5 James Proud, Editor, John Woolman and the Affairs of Truth (San Francisco: Inner Light Books, 2010).
6 Jean R. Soderlund, Quakers and Slavery: A Divided Spirit (Princeton, New Jersey: Princeton University Press, 1985), 3-4.
7 Gary B. Nash and Jean R. Soderlund, Freedom by Degrees: Emancipation in Pennsylvania and its Aftermath (New York: Oxford University Press, 1991), 51-56.
8 Slaughter, The Beautiful Soul of John Woolman, Apostle of Abolition, 328-329.
9 Slaughter, The Beautiful Soul of John Woolman, Apostle of Abolition, 341-347.
10 Plank, John Woolman's Path to the Peaceable Kingdom, 216-221.
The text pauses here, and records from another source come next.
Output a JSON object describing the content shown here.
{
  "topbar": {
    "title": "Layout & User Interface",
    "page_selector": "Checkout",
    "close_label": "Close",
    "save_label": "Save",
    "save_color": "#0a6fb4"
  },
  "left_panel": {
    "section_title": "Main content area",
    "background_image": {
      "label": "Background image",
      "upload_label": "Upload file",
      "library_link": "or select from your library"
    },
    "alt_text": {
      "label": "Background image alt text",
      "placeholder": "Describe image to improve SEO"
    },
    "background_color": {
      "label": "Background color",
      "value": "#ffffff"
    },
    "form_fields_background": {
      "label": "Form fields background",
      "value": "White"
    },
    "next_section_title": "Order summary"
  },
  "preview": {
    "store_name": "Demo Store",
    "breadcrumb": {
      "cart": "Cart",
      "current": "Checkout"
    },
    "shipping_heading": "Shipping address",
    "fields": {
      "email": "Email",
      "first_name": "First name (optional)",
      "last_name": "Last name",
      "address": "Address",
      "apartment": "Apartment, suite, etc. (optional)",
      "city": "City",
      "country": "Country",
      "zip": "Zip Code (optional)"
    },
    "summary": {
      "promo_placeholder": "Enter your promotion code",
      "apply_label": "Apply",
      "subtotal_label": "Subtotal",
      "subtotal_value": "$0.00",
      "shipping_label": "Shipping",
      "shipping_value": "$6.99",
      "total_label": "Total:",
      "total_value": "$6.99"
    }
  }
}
11 Heidi J. Winzinger and Mary L. Smith, Images of America: Mount Holly (Charleston, South Carolina: Arcadia Publishing, 2001), 82.
12 Robert L. Thompson, Burlington Biographies: A History of Burlington, New Jersey Told Through the Lives and Times of Its People (Galloway, New Jersey: South Jersey Culture & History Center, 2016).